Viscous profiles in models of collective movements with negative diffusivities

TL;DR

This paper studies traveling-wave solutions in one-dimensional advection-diffusion equations with negative diffusivity, relevant for modeling aggregation in traffic and crowd dynamics, establishing existence, uniqueness, and behavior of such solutions.

Contribution

It proves existence, uniqueness, and sharpness of viscous profiles connecting states with different diffusivity signs, extending to cases with sign-changing diffusivity and real-world data.

Findings

Existence and uniqueness of traveling-wave solutions with negative diffusivity.

Profiles are sharp and avoid plateaus under certain conditions.
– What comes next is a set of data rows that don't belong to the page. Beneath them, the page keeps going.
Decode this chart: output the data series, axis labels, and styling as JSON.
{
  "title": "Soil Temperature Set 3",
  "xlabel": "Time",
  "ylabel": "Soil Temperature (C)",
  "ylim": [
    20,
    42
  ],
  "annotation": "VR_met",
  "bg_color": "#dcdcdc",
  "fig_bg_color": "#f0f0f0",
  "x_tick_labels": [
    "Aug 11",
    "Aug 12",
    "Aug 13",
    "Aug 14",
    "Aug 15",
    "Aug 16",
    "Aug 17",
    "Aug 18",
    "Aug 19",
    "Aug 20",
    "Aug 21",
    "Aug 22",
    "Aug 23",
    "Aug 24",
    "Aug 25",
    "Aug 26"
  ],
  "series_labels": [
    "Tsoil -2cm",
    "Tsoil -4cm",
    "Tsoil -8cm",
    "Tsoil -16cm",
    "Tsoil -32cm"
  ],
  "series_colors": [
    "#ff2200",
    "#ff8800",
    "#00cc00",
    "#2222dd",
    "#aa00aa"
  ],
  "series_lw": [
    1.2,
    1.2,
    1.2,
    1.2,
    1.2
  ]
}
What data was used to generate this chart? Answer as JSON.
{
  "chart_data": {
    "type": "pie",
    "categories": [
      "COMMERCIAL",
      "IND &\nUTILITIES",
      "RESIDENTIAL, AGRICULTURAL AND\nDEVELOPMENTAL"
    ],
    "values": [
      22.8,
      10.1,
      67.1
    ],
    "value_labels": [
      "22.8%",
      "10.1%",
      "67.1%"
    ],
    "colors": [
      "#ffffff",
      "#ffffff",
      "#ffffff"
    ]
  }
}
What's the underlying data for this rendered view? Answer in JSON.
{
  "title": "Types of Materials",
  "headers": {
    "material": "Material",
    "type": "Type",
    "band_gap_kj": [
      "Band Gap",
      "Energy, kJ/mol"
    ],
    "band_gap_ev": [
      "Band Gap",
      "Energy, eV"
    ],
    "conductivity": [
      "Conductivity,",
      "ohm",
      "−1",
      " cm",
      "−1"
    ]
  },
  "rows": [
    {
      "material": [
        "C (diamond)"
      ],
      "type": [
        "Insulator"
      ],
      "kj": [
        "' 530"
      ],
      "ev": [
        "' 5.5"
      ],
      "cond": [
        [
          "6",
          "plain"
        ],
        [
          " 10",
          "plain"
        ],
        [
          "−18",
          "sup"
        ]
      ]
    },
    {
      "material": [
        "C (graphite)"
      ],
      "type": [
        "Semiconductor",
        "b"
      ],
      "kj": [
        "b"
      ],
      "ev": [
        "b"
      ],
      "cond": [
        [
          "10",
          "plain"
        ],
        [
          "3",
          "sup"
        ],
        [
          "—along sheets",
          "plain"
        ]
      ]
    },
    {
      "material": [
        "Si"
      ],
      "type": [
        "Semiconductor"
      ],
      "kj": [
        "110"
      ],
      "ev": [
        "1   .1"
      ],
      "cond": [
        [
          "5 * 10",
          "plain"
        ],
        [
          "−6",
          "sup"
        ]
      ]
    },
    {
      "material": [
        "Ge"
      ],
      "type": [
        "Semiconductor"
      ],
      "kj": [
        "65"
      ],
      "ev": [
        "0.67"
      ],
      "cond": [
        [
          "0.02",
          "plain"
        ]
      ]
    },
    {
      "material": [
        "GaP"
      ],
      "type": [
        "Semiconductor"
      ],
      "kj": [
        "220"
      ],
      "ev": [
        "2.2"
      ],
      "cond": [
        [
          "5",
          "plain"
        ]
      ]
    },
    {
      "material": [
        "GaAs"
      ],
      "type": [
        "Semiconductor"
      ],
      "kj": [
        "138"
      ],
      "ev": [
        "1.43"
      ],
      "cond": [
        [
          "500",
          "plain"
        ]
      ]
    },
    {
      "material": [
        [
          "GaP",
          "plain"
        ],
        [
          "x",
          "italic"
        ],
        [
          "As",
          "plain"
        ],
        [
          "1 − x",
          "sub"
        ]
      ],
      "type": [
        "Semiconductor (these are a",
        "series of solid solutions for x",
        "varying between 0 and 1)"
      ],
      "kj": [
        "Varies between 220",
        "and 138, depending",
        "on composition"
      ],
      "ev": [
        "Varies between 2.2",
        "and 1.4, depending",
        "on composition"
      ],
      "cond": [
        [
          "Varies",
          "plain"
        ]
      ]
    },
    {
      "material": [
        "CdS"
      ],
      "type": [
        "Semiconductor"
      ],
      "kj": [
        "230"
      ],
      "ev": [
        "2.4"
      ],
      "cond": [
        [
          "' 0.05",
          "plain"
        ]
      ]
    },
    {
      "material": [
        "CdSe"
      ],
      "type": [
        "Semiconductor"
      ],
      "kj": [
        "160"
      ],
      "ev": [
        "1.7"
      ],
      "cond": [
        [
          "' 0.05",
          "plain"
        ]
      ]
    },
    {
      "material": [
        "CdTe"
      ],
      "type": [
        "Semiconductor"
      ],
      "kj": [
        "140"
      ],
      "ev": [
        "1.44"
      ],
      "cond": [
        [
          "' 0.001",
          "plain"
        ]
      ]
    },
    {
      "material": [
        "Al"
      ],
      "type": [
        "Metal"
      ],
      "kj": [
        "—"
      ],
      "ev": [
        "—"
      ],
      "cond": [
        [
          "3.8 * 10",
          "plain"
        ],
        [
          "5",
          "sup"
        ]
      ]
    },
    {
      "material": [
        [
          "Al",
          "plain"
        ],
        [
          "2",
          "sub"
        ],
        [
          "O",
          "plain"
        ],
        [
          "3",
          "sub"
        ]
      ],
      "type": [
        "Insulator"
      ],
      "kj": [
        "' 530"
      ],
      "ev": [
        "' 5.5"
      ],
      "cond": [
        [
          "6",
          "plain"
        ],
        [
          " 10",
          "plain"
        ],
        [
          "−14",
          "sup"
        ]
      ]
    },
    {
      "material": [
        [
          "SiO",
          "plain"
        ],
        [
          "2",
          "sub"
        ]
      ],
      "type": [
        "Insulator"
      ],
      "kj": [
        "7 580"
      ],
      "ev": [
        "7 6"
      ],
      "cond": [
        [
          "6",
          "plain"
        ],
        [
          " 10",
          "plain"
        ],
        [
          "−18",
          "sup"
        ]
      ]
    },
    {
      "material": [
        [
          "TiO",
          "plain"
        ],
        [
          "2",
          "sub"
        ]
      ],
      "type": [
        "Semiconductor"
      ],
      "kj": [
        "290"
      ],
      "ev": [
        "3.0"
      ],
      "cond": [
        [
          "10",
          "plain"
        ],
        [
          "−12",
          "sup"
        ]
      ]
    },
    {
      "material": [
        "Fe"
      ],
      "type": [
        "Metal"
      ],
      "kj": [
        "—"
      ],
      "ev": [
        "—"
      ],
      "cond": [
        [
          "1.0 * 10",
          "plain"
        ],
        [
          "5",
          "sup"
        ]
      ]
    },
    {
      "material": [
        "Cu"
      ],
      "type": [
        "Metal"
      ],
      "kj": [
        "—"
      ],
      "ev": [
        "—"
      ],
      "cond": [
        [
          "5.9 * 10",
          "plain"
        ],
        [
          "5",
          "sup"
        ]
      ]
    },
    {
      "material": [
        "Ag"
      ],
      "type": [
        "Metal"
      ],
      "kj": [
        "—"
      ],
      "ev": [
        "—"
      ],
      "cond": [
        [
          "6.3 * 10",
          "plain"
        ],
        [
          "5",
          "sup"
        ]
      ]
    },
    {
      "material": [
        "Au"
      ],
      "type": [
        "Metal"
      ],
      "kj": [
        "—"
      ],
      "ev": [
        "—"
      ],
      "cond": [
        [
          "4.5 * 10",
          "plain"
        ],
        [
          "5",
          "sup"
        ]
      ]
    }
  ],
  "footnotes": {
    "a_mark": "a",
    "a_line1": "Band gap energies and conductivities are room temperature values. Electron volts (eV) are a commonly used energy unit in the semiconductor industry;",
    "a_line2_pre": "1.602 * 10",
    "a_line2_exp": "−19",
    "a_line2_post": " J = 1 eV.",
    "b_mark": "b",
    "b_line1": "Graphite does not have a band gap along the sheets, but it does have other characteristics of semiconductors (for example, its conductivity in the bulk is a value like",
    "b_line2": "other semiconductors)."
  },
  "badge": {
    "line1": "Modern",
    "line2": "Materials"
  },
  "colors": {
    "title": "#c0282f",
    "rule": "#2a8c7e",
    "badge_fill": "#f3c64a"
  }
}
Conditions are satisfied by a large class of real data diffusivities.

Abstract

In this paper we consider an advection-diffusion equation, in one space dimension, whose diffusivity can be negative. Such equations arise in particular in the modeling of vehicular traffic flows or crowds dynamics, where a negative diffusivity simulates aggregation phenomena. We focus on traveling-wave solutions that connect two states whose diffusivity has different signs; under some geometric conditions we prove the existence, uniqueness (in a suitable class of solutions avoiding plateaus) and sharpness of the corresponding profiles. Such results are then extended to the case of end states where the diffusivity is positive but it becomes negative in some interval between them. Also the vanishing-viscosity limit is considered. At last, we provide and discuss several examples of diffusivities that change sign and show that our conditions are satisfied for a large class of them in correspondence of real data.